The details confirm a REMIUM TIMES report, sourced from Italian journalists, that Shell and ENI knew they were dealing with Mr. Etete, and that a good chunk of their payment will go to Malabu Oil and Gas, partly-owned by the former petroleum minister.


In their response to BuzzFeed and Il Sore 24 Ore, Shell and ENI said the authorities have no grounds to pursue their prosecution.

“Based on our review of the Prosecutor of Milan’s file and all of the information and facts available to Shell, we do not believe that there is a basis to prosecute Shell.

“Furthermore, we are not aware of any evidence to support a case against any former or current Shell employee.

“If the evidence ultimately proves that improper payments were made by Malabu or others to then current government officials in exchange for improper conduct relating to the 2011 settlement of the long-standing legal disputes, it is Shell’s position that none of those payments were made with its knowledge, authorization or on its behalf,” Shell said.

In its response, ENI also struck a similarly defiant tone.

“Neither ENI nor Shell paid any monies other than as contemplated and recorded by the Block Resolution Agreement and did not pay to Malabu, to Chief Dan Etete or to any public officer. ENI is not involved in any investigation in The Netherlands …

Former Minister Dan Etete, the man behind Malabu

“The payments made by ENI and Shell to the Nigerian government for title to OPL 245 were made to an escrow account with an international bank held by the Federal Government of Nigeria pursuant to the Block 245 Resolution Agreement.

“Neither ENI nor Shell paid any monies other than as contemplated and recorded by the Block Resolution Agreement and did not pay to Malabu, to Chief Dan Etete or to any public officer,” it said.

But Italian prosecutors said late last year they had enough grounds to charge Shell, Agip-Eni, and their executives alongside other Nigerians involved in the controversial deal for fraud in Milan.

Summary of Malabu’s history

Late last year, they filed charges against Mr. Etete, Mr. Agaev and the following individuals: DescaJzi Claudio, the CEO of Eni; his predecessor, Paolo Scaroni; Roberto Casula, Armanna Vincenzo, Antonio Pagano, Luigi Bisignani and Falcioni Gianfranco.

BuzzFeed quoted Mr. De Pasquale as stating in court filings that it was reasonable to describe the Malabu oil deal as “anomalous or suspicious” as it “reasonably appear to be connected to contexts of bribery”.

A Milan court will decide if the matter will go on trial later this month, PREMIUM TIMES understand.

In separate charges filed late 2016, the EFCC accused Mr. Adoke and Mr. Etete of defrauding Nigeria in the OPL 245 deal.

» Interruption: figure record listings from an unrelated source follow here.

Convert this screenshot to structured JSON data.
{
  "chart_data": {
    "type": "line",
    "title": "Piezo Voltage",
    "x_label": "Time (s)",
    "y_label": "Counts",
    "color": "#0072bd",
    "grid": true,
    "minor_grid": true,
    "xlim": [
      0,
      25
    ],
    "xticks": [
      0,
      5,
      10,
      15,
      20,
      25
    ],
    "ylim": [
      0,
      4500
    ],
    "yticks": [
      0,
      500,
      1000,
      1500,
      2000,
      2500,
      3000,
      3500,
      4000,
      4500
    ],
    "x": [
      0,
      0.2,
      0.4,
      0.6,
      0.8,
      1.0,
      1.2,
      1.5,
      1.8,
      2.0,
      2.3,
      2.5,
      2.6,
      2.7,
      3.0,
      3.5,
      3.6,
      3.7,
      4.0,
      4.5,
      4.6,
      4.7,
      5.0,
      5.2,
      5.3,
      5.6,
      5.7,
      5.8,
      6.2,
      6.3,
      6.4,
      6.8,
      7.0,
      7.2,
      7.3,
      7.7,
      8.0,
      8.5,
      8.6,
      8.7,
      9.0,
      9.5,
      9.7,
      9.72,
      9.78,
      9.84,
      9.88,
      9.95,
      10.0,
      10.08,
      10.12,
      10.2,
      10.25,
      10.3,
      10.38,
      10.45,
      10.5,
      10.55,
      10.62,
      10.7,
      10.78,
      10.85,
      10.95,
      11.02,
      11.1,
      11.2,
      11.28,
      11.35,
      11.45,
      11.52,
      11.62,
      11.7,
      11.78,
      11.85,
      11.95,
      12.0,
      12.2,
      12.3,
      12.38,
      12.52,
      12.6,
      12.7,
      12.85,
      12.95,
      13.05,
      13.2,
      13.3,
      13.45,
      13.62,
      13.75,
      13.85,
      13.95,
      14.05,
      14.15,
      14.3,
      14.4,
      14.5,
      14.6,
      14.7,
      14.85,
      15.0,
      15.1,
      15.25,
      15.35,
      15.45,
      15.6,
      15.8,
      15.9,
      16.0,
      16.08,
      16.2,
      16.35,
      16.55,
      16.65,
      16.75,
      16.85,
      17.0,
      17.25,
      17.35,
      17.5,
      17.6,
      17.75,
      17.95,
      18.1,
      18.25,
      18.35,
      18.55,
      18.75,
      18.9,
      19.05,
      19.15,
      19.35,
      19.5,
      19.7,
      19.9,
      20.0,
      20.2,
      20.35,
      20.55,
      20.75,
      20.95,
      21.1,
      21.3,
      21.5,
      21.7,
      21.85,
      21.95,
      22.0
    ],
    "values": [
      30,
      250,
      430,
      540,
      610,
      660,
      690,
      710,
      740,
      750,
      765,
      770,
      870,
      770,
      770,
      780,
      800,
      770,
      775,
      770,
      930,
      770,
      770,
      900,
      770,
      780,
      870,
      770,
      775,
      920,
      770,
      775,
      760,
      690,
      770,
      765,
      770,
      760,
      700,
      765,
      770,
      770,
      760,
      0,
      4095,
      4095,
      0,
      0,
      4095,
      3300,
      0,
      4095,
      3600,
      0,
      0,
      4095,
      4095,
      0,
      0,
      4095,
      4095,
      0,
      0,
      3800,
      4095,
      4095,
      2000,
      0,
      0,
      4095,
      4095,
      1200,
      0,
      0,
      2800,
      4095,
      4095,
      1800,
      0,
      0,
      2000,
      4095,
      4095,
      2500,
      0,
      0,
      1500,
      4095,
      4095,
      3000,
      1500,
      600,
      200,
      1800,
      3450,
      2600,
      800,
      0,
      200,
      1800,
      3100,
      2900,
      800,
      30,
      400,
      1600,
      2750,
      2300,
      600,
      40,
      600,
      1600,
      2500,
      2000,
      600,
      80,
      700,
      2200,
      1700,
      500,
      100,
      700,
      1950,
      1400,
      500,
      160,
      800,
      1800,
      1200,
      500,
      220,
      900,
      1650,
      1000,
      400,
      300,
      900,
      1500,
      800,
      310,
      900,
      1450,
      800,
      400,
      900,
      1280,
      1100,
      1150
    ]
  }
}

The Department of Petroleum Resources said last December that Mr. Adoke and other officials of the Jonathan administration who participated in the concession of the lucrative oil field to Shell and Agip-Eni did not follow due process.

The Nigerian parliament is also conducting a new round of inquiry into the controversies surrounding the OPL 245 since its lease was first awarded in 1998.

Mr. Adoke had maintained his innocence and pledged to make himself available for trial, although the EFCC seeks to declare him wanted should he fail to make himself available for trial.